Statistics Colloquium: Jing Qin, National Institute of Allergy and Infectious Diseases

A Shape Restricted Propensity Score Matching Method in Casual Inference

Presented by Jing Qin, PhD, National Institute of Allergy and Infectious Diseases

Wednesday, March 29, 2023
4:00 PM ET
Virtual
Webex Meeting Link

Propensity score matching (PSM) is a pseudo-experimental method that uses statistical techniques to construct an artificial control group by matching each treated unit with one or more untreated units of similar characteristics. To date, the problem of determining the optimal number of matches per unit, which plays an important role in PSM, has not been adequately addressed. We propose a tuning-parameter-free PSM method based on the nonparametric maximum-likelihood estimation of the propensity score under the monotonicity constraint. The estimated propensity score is piecewise constant, and therefore automatically groups data. Hence, our proposal is free of tuning parameters. The proposed estimator is asymptotically semiparametric efficient for the univariate case, and achieves this level of efficiency in the multivariate case when the outcome and the propensity score depend on the covariate in the same direction.

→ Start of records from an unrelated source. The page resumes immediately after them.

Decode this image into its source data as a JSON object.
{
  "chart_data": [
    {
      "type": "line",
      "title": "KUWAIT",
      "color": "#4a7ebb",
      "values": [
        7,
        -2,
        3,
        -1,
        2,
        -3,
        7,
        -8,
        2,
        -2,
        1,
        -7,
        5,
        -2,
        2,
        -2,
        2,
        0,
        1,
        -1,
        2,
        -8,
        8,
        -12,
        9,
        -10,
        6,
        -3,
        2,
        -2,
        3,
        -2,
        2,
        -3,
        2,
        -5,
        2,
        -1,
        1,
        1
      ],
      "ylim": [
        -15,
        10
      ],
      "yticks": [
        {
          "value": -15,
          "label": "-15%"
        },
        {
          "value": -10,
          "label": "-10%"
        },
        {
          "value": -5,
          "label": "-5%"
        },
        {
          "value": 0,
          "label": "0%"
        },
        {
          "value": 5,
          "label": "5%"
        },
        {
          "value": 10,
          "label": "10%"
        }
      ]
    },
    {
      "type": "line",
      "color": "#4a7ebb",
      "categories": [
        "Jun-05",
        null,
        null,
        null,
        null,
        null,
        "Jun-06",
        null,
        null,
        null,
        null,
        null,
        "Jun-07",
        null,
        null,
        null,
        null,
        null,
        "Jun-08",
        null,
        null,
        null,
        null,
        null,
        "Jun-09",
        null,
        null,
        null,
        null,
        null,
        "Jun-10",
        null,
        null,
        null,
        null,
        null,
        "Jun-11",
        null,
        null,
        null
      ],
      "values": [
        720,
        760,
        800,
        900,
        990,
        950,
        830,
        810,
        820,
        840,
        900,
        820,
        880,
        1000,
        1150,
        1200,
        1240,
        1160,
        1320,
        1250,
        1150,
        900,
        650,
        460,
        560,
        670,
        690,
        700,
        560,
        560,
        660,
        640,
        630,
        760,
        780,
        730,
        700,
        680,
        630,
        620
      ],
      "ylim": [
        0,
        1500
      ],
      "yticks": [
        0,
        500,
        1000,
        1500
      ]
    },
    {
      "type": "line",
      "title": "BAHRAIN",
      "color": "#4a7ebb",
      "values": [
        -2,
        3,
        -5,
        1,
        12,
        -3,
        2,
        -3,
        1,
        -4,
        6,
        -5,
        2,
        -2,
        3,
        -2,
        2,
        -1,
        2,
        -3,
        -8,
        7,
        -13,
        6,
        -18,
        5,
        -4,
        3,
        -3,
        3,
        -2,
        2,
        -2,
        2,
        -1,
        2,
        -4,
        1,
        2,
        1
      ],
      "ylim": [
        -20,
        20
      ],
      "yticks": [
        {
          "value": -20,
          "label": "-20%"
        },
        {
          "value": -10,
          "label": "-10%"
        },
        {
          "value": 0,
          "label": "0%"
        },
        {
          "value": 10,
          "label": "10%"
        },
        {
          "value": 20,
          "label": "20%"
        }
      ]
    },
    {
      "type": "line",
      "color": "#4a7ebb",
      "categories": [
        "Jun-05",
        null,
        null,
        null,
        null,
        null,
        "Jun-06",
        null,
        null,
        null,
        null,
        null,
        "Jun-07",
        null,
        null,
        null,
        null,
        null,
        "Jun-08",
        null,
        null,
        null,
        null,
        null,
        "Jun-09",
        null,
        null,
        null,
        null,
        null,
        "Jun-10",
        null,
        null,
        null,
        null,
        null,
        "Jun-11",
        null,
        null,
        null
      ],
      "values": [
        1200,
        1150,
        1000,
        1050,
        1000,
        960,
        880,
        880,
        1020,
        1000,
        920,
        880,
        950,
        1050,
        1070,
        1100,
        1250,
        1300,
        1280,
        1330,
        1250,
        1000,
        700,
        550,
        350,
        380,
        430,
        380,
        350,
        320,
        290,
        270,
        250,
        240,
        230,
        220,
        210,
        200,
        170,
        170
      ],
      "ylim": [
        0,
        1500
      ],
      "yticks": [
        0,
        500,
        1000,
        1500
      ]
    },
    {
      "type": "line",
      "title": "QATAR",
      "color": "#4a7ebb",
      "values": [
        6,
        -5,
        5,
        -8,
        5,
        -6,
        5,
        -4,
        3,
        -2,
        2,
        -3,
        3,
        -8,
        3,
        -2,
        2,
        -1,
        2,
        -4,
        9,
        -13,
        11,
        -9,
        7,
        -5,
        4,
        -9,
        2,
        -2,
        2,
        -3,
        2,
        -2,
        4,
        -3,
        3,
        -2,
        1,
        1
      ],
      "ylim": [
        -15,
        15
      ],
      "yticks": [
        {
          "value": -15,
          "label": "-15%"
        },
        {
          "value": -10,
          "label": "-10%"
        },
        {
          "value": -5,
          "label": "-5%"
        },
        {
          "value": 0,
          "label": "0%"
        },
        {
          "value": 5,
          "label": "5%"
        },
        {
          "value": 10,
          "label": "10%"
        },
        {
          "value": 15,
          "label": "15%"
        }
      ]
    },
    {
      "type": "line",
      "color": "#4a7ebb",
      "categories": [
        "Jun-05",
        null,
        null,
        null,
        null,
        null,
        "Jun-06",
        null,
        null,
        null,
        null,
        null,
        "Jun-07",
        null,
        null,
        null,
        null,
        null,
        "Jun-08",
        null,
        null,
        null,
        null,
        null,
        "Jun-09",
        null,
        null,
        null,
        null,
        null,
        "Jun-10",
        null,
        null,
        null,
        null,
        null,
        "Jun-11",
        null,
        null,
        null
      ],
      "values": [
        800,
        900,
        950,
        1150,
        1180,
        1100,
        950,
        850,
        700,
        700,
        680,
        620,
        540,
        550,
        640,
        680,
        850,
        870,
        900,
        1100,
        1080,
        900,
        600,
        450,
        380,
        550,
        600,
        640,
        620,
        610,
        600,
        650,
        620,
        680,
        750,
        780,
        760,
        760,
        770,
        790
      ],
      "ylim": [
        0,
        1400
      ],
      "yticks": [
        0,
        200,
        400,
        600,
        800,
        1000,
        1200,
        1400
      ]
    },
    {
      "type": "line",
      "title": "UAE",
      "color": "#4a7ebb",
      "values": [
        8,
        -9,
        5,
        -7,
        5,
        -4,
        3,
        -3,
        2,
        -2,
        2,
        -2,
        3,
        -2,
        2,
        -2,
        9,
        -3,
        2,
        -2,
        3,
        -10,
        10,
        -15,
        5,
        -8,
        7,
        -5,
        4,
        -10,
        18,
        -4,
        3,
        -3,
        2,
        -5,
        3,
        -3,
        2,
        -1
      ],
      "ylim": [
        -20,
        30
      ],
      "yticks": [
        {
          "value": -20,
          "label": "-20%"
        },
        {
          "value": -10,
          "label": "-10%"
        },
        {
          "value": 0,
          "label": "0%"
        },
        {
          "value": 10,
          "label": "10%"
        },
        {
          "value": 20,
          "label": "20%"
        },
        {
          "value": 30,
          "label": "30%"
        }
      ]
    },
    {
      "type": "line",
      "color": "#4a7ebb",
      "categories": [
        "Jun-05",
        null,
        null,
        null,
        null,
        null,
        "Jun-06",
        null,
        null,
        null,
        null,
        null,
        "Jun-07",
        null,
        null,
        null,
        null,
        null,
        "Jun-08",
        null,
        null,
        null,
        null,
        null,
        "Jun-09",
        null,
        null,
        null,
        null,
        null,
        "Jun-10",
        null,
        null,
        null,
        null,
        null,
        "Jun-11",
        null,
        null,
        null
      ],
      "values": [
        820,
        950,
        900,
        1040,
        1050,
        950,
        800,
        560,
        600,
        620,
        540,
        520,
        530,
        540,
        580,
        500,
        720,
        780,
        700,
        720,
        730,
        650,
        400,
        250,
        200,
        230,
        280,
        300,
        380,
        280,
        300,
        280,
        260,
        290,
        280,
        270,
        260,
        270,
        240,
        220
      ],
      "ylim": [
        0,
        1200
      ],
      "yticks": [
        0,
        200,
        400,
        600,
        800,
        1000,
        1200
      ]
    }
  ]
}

We conclude that matching methods based on the propensity score alone cannot, in general, be efficient.

Speaker Bio:

Jing Qin is a Mathematical Statistician at Biostatistics Research Branch in National Institute of Allergy and Infectious Diseases. He earned his Ph.D. from University of Waterloo (1992) and then became an assistant Professor at University of Maryland, College Park. Before moving to National Institute of Health (2004), he worked at Memorial Sloan-Kettering Cancer Center for 5 years. Dr. Qin's research interests include empirical likelihood method, case-control study, biased sampling problems (now called covariate shift or prior probability shift problems in machine learning literature), survival analysis, missing data, causal inference, genetic mixture models, generalized linear models, survey sampling and microarray data analysis. He was elected as an American Statistical Society Fellow, 2006. Dr. Qin published a monograph on "Biased sampling, over-identified parametric problems and beyond" in 2017 (Springer, ICSA book series in statistics).